About Mesh Networks

Applies To: Wi-Fi Cloud-managed Access Points (AP120, AP125, AP225W, AP320, AP322, AP325, AP327X, AP420)

In a wireless mesh network, one or more APs connected to the wired network can provide wireless network connectivity to other APs that are not connected to the wired network. Wireless mesh networks remove the need to provide a wired network connection to every AP.

You can use mesh networks in environments where the installation of a wired network is not a cost-effective option. For example, a wireless mesh can be used to connect two wired networks in different premises or to extend a wired network to open spaces within a premise. Note that you cannot create a wireless mesh network that is a combination of WatchGuard APs and APs from other vendors. The mesh network must consist of WatchGuard APs only.

  • For dual-radio APs configured in a mesh network, we recommend you use one radio dedicated to mesh network functions for the best throughput performance. One radio can be configured as a mesh radio while the other radio can be configured to offer wireless access to clients.
  • We recommend you use the 5 GHz radio for the mesh link.
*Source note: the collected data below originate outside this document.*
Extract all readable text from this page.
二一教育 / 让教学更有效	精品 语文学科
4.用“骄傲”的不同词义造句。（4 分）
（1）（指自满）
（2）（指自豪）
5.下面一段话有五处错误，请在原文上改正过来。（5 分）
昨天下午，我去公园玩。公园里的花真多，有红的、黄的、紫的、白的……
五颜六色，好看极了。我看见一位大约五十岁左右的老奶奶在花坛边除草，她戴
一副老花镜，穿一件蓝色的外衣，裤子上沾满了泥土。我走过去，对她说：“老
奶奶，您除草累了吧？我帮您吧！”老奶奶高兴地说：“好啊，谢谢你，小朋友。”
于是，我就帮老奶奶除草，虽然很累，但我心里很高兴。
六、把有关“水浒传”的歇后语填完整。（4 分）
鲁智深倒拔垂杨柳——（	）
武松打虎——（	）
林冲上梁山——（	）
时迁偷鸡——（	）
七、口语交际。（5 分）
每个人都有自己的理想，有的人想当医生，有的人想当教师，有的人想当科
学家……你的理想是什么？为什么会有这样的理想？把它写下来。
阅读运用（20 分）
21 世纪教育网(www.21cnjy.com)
You can use the 2.4 GHz radio for a longer range between mesh endpoints, but the resulting mesh connection will be slower. The 5 GHz radio provides better throughput for devices connected through the mesh radio.
  • Set a manual transmit power of 30 dBm on the mesh radio for maximum signal strength and stability.
  • If you use the 5 GHz radio for the mesh radio, use a channel width of 20/40 MHz instead of 20/40/80 MHz. If the channel width is 80 MHz, an adjacent channel might interfere with the channel used by the 5 GHz radio.

How Wireless Mesh Networks Work

A wireless mesh network consists of root and non-root APs.

  • A root device is an AP that is directly connected to the wired network.
  • A non-root device is an AP that is not directly connected to the wired network. It connects to the wired network through the root AP. A non-root AP can communicate with the root AP directly, or through another non-root AP. There could be one or more root APs and multiple non-root APs in the wireless mesh network.

Mesh APs require a recommended signal strength of at least -50 dBm between each AP.

The mesh network is formed only after the root AP is powered on and available over the network. The root AP propagates the signal on the mesh radio. A non-root AP tries to establish a connection with the root AP and waits for 60 seconds to make sure that the connection is stable before propagating signals on its mesh radio. When the APs in the mesh network are online, it will take at least 60 seconds multiplied by the maximum number of hops for the entire mesh network to be established.

When the mesh network is established, the mesh radios of the APs check for path validity and the RSSI values to calculate the least-cost path every 10 seconds. A path is considered invalid if the non-root AP is unable to reach the root AP. If a non-root AP finds the existing path to be invalid on three consecutive retries, it switches to the next best path. Similarly, if a non-root AP finds the existing path not to be the least-cost path on five consecutive retries, it switches to the best path.

If an AP in the mesh network fails, reboots, is powered down, or is not functional, then all the APs connected to it wait for 60 seconds before identifying another valid least-cost path. Also, if an AP is unable to obtain a stable connection with another AP for three consecutive retries, then the former AP places the latter device on a discard list for one hour.

These measures ensure effective use of APs, improved performance from the mesh network, and failover capability when APs fail.

Create a Wireless Mesh Network

You can create a Mesh network with the Discover or Manage applications. We recommend you use Discover to simplify the mesh network configuration.